During the Cold War, the tail gunner was often the crew member who saw the most of the various aircraft sent to intercept the Bear flights, and there was no shortage of interaction between tail gunner and fighter pilots, including mutual photography, especially vital to identify any potential changes in aircraft equipment or configuration. Sometimes this even developed into a good-humored rapport, including crews showing each other copies of Playboy magazine, or raising bottles of vodka.
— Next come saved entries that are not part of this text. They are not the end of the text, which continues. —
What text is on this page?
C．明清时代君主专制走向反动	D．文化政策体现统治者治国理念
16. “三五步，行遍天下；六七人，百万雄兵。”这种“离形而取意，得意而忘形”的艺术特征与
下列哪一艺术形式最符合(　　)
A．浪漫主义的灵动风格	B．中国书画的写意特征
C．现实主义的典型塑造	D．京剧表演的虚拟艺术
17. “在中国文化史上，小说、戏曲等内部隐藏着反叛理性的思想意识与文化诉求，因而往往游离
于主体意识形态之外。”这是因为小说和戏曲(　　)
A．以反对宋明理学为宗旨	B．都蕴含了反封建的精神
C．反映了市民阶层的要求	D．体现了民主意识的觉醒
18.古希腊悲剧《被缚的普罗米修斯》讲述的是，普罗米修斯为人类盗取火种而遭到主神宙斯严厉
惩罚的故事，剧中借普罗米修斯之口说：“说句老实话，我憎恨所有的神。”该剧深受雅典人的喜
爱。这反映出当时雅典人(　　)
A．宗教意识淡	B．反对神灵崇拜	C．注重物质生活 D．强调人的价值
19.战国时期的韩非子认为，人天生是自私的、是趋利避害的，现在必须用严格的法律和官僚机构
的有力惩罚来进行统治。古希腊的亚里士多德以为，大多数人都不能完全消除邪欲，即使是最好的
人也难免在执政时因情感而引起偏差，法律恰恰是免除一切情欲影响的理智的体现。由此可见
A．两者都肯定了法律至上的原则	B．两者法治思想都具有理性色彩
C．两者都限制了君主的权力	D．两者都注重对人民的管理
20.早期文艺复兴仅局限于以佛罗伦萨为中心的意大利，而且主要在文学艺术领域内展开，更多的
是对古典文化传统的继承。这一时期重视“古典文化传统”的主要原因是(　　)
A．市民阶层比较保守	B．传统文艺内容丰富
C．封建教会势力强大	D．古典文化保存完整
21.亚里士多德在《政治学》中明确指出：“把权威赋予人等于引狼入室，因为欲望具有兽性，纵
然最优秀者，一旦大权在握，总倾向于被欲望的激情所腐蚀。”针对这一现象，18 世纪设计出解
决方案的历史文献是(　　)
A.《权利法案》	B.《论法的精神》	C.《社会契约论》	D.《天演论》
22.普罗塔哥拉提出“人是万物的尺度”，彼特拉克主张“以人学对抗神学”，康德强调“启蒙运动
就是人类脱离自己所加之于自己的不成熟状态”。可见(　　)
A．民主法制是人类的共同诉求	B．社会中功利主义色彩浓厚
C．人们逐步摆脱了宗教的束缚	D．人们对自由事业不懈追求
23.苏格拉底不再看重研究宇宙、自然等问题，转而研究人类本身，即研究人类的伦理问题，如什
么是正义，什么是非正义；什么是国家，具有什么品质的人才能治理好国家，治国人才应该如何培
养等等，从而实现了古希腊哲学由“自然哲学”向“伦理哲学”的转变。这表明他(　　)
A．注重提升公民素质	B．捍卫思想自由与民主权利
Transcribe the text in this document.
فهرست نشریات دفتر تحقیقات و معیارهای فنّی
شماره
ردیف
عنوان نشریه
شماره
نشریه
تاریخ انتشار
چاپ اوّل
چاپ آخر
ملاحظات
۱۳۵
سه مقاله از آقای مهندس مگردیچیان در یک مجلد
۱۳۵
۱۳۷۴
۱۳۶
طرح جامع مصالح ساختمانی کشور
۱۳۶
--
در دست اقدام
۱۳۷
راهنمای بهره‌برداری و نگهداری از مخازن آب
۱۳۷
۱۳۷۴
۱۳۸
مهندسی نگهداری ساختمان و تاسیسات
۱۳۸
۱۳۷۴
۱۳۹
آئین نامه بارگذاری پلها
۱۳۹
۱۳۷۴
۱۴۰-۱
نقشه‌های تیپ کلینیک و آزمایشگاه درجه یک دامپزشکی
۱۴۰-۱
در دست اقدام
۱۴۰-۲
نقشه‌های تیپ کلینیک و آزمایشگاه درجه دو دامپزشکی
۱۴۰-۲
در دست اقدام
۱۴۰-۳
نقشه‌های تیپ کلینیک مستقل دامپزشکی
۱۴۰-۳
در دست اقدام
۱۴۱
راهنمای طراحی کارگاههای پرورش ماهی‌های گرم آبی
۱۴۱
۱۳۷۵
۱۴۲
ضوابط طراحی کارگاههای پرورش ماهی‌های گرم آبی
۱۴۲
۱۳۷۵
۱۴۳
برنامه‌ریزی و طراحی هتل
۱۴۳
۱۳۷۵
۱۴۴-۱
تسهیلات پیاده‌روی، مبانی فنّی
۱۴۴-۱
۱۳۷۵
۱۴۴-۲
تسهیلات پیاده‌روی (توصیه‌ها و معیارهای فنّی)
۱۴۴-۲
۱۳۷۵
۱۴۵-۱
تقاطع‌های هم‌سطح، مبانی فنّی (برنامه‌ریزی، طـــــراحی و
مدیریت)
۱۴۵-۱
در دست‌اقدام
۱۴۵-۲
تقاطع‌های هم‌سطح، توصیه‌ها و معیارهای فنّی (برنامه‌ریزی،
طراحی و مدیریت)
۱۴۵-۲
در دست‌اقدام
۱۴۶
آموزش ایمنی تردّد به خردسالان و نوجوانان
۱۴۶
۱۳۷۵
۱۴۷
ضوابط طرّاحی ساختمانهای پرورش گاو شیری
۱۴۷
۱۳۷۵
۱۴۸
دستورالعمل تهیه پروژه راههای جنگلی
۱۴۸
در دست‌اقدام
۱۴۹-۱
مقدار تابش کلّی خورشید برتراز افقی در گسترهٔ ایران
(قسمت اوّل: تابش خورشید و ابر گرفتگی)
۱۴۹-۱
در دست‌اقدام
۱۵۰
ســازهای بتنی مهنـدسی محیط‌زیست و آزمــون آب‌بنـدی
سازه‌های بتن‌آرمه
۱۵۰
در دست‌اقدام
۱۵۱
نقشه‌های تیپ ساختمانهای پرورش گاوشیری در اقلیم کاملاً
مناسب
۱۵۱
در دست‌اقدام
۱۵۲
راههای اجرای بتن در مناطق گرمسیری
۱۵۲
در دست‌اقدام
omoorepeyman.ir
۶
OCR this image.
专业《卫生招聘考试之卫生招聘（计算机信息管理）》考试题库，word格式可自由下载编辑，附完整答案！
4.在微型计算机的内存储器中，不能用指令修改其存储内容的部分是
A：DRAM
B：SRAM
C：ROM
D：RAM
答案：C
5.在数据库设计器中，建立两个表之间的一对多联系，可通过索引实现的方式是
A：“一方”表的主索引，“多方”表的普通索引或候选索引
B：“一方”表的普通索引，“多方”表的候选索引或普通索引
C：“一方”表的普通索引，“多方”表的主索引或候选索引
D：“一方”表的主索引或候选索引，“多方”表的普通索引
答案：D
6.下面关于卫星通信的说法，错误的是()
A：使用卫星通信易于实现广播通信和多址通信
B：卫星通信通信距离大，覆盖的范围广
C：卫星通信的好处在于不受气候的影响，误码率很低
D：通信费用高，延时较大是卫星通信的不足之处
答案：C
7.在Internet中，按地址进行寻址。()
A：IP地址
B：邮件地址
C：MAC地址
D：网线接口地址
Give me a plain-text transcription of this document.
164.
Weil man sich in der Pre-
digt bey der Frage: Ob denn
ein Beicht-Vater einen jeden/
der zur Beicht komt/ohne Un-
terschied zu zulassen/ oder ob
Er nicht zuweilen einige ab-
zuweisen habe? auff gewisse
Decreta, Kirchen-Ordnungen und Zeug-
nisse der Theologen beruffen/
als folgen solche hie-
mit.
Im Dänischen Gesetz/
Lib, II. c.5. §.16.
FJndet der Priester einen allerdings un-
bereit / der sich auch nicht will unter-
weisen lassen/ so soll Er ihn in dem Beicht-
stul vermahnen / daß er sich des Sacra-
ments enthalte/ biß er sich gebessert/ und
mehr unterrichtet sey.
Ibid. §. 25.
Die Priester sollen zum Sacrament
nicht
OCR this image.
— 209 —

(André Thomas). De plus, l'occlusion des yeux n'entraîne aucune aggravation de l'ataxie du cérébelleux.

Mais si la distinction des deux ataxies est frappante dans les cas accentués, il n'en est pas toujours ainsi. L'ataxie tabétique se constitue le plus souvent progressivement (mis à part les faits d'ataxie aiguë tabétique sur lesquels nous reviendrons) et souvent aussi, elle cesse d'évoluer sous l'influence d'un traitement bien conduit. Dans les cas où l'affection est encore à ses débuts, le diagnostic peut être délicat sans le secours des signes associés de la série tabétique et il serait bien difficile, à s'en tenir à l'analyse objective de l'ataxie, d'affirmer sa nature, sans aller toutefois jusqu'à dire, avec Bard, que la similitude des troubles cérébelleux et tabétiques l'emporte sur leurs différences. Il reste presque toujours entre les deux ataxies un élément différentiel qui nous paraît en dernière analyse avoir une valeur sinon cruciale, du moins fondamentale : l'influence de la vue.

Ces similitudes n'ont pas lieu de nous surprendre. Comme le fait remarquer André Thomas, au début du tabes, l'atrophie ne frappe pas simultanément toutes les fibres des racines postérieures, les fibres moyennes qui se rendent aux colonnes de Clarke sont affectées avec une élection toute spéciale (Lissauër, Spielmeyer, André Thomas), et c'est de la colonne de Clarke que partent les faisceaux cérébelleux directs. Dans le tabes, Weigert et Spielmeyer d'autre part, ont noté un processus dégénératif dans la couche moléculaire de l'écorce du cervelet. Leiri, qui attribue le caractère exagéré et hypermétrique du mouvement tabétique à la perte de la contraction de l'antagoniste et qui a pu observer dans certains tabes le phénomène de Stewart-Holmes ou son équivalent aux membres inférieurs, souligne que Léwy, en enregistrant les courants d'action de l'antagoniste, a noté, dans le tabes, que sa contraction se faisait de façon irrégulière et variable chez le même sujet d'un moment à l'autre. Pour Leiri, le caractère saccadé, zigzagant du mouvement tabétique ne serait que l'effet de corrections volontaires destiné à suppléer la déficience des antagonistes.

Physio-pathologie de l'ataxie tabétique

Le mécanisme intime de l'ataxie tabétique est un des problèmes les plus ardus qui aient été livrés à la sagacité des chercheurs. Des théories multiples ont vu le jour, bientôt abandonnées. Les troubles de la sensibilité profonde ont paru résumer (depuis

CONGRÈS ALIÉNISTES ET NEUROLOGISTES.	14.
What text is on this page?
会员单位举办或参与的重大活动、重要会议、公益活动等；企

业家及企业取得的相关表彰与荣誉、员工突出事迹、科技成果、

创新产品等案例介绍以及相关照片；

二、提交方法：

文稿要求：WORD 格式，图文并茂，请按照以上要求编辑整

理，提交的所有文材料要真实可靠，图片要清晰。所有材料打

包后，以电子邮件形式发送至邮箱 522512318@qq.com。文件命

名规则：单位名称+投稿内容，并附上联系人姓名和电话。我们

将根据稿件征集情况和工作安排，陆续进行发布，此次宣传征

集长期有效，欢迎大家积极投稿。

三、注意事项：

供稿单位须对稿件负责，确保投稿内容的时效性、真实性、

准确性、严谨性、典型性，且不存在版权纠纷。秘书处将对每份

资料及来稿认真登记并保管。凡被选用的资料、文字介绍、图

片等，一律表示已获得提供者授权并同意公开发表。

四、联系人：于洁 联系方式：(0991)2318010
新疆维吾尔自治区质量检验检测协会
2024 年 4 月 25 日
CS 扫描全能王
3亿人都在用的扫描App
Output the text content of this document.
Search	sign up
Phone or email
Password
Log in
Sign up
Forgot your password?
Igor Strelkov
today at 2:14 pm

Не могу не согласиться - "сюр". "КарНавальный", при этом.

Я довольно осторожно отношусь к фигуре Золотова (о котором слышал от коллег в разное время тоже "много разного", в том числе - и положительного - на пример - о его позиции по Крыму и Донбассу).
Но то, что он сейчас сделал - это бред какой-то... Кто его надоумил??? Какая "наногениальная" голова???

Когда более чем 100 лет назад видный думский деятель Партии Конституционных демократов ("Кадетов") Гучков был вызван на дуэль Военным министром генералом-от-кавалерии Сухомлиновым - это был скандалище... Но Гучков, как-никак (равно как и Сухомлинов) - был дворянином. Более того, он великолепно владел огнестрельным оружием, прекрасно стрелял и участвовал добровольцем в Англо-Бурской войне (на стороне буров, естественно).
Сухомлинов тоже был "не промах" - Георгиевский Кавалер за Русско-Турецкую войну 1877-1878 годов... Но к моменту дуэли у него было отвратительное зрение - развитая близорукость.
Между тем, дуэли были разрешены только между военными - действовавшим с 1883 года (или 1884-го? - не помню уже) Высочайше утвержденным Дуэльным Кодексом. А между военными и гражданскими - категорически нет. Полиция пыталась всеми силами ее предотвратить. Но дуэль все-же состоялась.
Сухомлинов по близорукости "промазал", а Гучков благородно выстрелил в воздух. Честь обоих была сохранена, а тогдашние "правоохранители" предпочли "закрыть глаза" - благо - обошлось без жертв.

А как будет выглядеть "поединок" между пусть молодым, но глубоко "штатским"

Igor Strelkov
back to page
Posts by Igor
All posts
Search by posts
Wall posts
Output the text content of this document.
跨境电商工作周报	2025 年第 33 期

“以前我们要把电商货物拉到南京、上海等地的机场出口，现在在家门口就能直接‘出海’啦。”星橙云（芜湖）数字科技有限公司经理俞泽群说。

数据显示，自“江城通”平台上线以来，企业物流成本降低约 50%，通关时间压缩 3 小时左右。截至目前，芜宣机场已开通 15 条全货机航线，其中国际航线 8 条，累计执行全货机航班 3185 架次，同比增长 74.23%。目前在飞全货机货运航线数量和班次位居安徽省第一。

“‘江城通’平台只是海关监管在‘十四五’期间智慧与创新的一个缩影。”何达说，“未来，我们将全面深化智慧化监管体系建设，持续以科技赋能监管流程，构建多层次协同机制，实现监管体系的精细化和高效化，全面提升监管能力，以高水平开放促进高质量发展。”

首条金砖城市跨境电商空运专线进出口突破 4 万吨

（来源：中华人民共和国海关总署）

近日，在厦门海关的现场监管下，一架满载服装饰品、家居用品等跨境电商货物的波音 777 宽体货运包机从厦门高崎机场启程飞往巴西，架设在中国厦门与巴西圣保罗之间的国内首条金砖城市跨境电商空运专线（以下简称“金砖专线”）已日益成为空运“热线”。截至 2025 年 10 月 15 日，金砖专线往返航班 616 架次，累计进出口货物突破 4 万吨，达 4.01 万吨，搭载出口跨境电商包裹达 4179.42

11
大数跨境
The B-52 lost its tail gun after the end of the Cold War and the demise of Strategic Air Command. Meanwhile, the Tu-95MS today relies primarily on electronic countermeasures and chaff to deceive enemy radars, as well as infrared flares to spoof heat-seeking missiles.
The Meteor-NM self-defense system on the Tu-95MS includes radar warning receivers, infrared missile launch-and-approach sensors, as well as active radar jammers. The countermeasures dispensers are located in the huge undercarriage fairings on the wings.
It’s probable, too, that the Bear’s guns are also used to fire countermeasures, in the form of radar and thermal decoy rounds. These are known to be part of the ammunition for the remotely controlled tail guns in the Tu-22M3, for example.
Ultimately, the value of tail guns firing conventional ammunition is highly questionable for any of the kinds of combat missions the Tu-95MS is likely to undertake. On the other hand, the fact that crews are still training to use all functions of the Bear-H points to the increasingly high levels of readiness that Russia now demands of its strategic bomber force.